No soldier wants to follow a general who is uncertain. No patient wants to allow a surgeon to operate if the doctor is uncertain. No football team wants to be led by a tentative coach or quarterback. Angelic armies and heavenly hosts are led by the certain Savior, the captain of our salvation. He did not quiver; he did not shiver in fear or doubt of his ultimate purpose. We can, therefore, follow him in battle against spiritual wickedness, against the rulers of the darkness of this world, against the imps of the hadean realm. Finally, when our feet enter the chilly waters of Jordan, we may confidently say with David of old, “Though I walk through the valley of the shadow of death, I will fear no evil: for thou art with me; they rod and thy staff they comfort me” (Psa. 23:4).
Certain In His Power
Jesus never hesitated when power and authority were needed. When the disciples awoke him during a storm at sea, he rebuked them for their lack of faith and immediately calmed the wind and the sea (Matt. 8:23-27). When he was challenged regarding his authority to forgive sins, he responded with power and silenced his critics (Matt. 9:2-8). These are not the actions of a man who is uncertain about his power and authority.
When questioned about issues and events beyond the knowledge of men, Jesus responded with insight and Scripture (Matt. 22:23-33). He did not have to say, “Well, I think, ” or “My opinion is,” or “Perhaps, it will be,” or “Probably, it will be like this.” No, he never resorted to conjecture. Jesus did not simply offer “a reasonable hypothesis.” He simply told how it would be. As a result, “The people were astonished at his doctrine: For he taught them as one having authority, and not as the scribes” (Matt. 7:28,29).

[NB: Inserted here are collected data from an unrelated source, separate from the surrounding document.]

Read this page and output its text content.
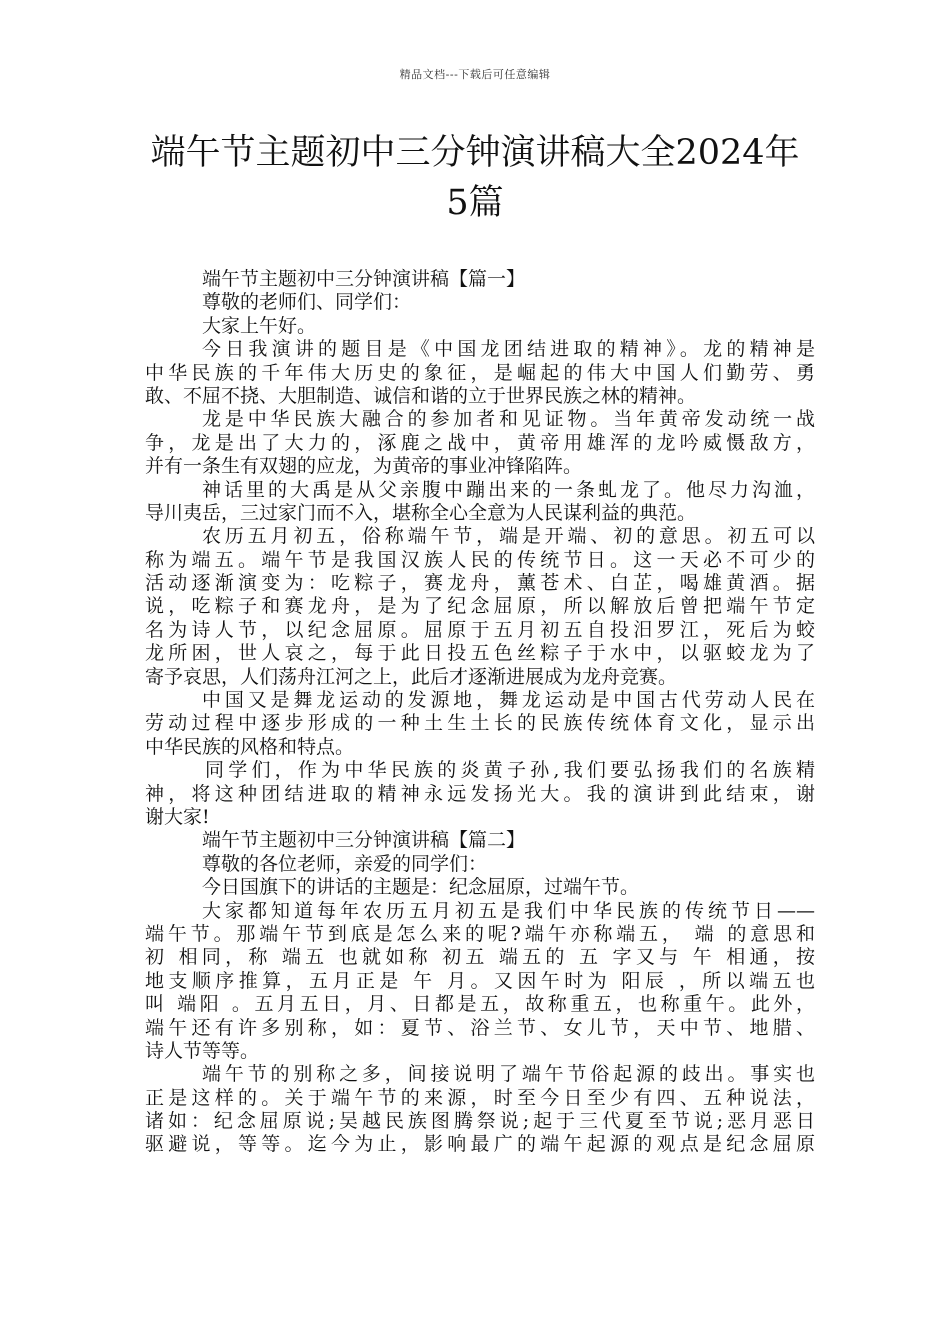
精品文档---下载后可任意编辑
端午节主题初中三分钟演讲稿大全2024年
5篇
端午节主题初中三分钟演讲稿【篇一】
尊敬的老师们、同学们：
大家上午好。
今日我演讲的题目是《中国龙团结进取的精神》。龙的精神是
中华民族的千年伟大历史的象征，是崛起的伟大中国人们勤劳、勇
敢、不屈不挠、大胆制造、诚信和谐的立于世界民族之林的精神。
龙是中华民族大融合的参加者和见证物。当年黄帝发动统一战
争，龙是出了大力的，涿鹿之战中，黄帝用雄浑的龙吟威慑敌方，
并有一条生有双翅的应龙，为黄帝的事业冲锋陷阵。
神话里的大禹是从父亲腹中蹦出来的一条虬龙了。他尽力沟洫，
导川夷岳，三过家门而不入，堪称全心全意为人民谋利益的典范。
农历五月初五，俗称端午节，端是开端、初的意思。初五可以
称为端五。端午节是我国汉族人民的传统节日。这一天必不可少的
活动逐渐演变为：吃粽子，赛龙舟，薰苍术、白芷，喝雄黄酒。据
说，吃粽子和赛龙舟，是为了纪念屈原，所以解放后曾把端午节定
名为诗人节，以纪念屈原。屈原于五月初五自投汨罗江，死后为蛟
龙所困，世人哀之，每于此日投五色丝粽子于水中，以驱蛟龙为了
寄予哀思，人们荡舟江河之上，此后才逐渐进展成为龙舟竞赛。
中国又是舞龙运动的发源地，舞龙运动是中国古代劳动人民在
劳动过程中逐步形成的一种土生土长的民族传统体育文化，显示出
中华民族的风格和特点。
同学们，作为中华民族的炎黄子孙,我们要弘扬我们的名族精
神，将这种团结进取的精神永远发扬光大。我的演讲到此结束，谢
谢大家!
端午节主题初中三分钟演讲稿【篇二】
尊敬的各位老师，亲爱的同学们：
今日国旗下的讲话的主题是：纪念屈原，过端午节。
大家都知道每年农历五月初五是我们中华民族的传统节日——
端午节。那端午节到底是怎么来的呢?端午亦称端五， 端 的意思和
初 相同，称 端五 也就如称 初五 端五的 五 字又与 午 相通，按
地支顺序推算，五月正是 午 月。又因午时为 阳辰 ，所以端五也
叫 端阳 。五月五日，月、日都是五，故称重五，也称重午。此外，
端午还有许多别称，如：夏节、浴兰节、女儿节，天中节、地腊、
诗人节等等。
端午节的别称之多，间接说明了端午节俗起源的歧出。事实也
正是这样的。关于端午节的来源，时至今日至少有四、五种说法，
诸如：纪念屈原说;吴越民族图腾祭说;起于三代夏至节说;恶月恶日
驱避说，等等。迄今为止，影响最广的端午起源的观点是纪念屈原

Jesus spoke of his death (Matt. 16:21; 17:22,23). If someone kills me, my efforts are over, but Jesus did not convey the idea that his death would be the end. In conjunction with the prophecy of Isaiah (Isa. 53:10-12), Jesus knew that his death was his greatest victory and the defeat of the devil’s kingdom of darkness (Lk. 24:19-27; 2 Tim. 1: 10; Heb. 2:14,15). He, was certain of his power over death, hell and the grave.

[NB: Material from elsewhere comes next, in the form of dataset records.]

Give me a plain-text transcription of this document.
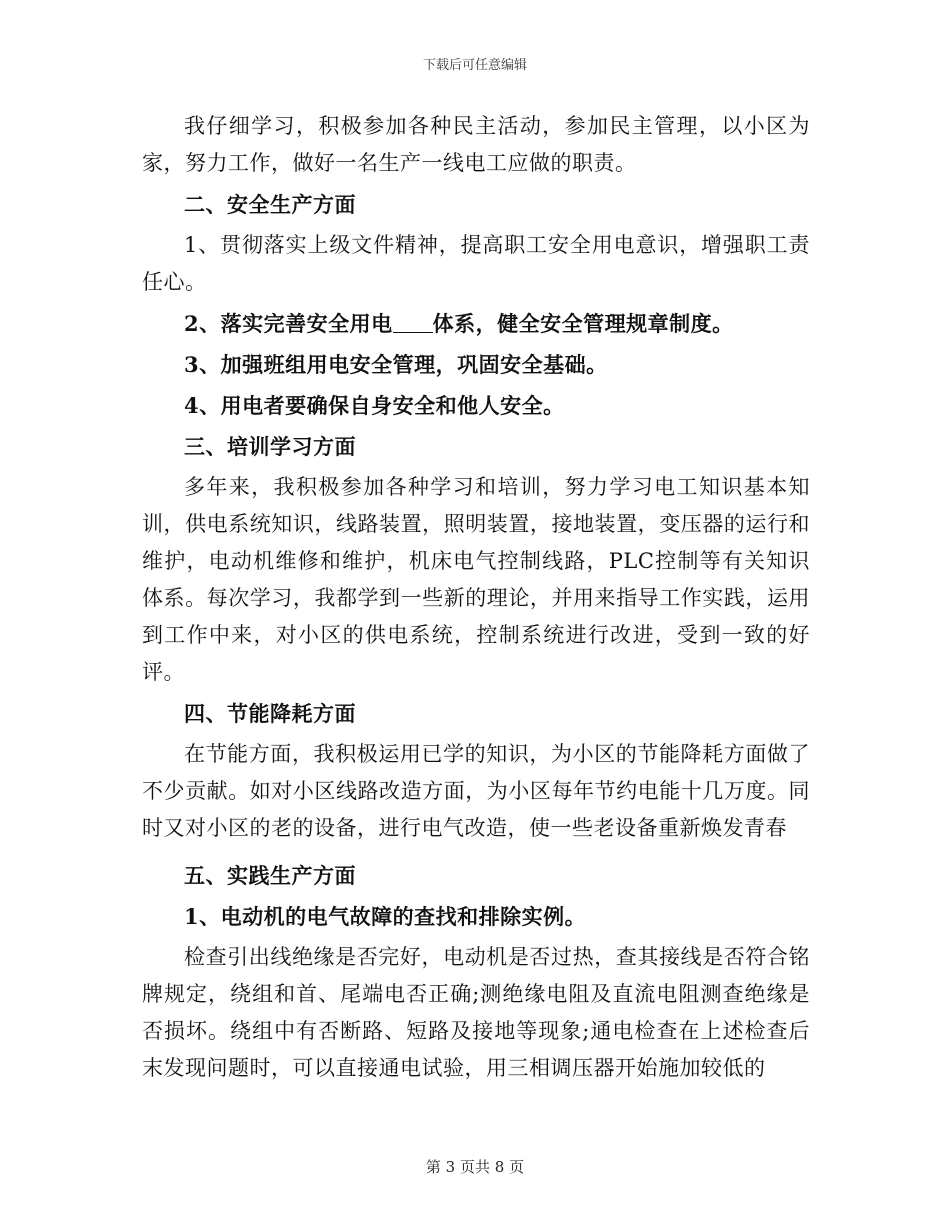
下载后可任意编辑

我仔细学习，积极参加各种民主活动，参加民主管理，以小区为家，努力工作，做好一名生产一线电工应做的职责。

二、安全生产方面

1、贯彻落实上级文件精神，提高职工安全用电意识，增强职工责任心。

2、落实完善安全用电 体系，健全安全管理规章制度。

3、加强班组用电安全管理，巩固安全基础。

4、用电者要确保自身安全和他人安全。

三、培训学习方面

多年来，我积极参加各种学习和培训，努力学习电工知识基本知训，供电系统知识，线路装置，照明装置，接地装置，变压器的运行和维护，电动机维修和维护，机床电气控制线路，PLC控制等有关知识体系。每次学习，我都学到一些新的理论，并用来指导工作实践，运用到工作中来，对小区的供电系统，控制系统进行改进，受到一致的好评。

四、节能降耗方面

在节能方面，我积极运用已学的知识，为小区的节能降耗方面做了不少贡献。如对小区线路改造方面，为小区每年节约电能十几万度。同时又对小区的老的设备，进行电气改造，使一些老设备重新焕发青春

五、实践生产方面

1、电动机的电气故障的查找和排除实例。

检查引出线绝缘是否完好，电动机是否过热，查其接线是否符合铭牌规定，绕组和首、尾端电否正确;测绝缘电阻及直流电阻测查绝缘是否损坏。绕组中有否断路、短路及接地等现象;通电检查在上述检查后末发现问题时，可以直接通电试验，用三相调压器开始施加较低的

第 3 页共 8 页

Therefore, do not believe men who would corrupt the person, purpose and power of the great God and our Savior, Jesus Christ. Do not allow the devil to deceive you about the Divine certainty and the eternal verity of the Son of God. Men of self-doubt and personal skepticism do not say, “I am the light of the world,” or, “I am the bread of life,” or “I am the way, the truth and the life: no man cometh unto the Father, but by me.” So, you can serve the certain Savior, the resolute Redeemer, with boldness and confidence. Let no man deceive you by falsely portraying a Jesus of weakness and fear. It is a lie of the devil. You can be certain of that, too.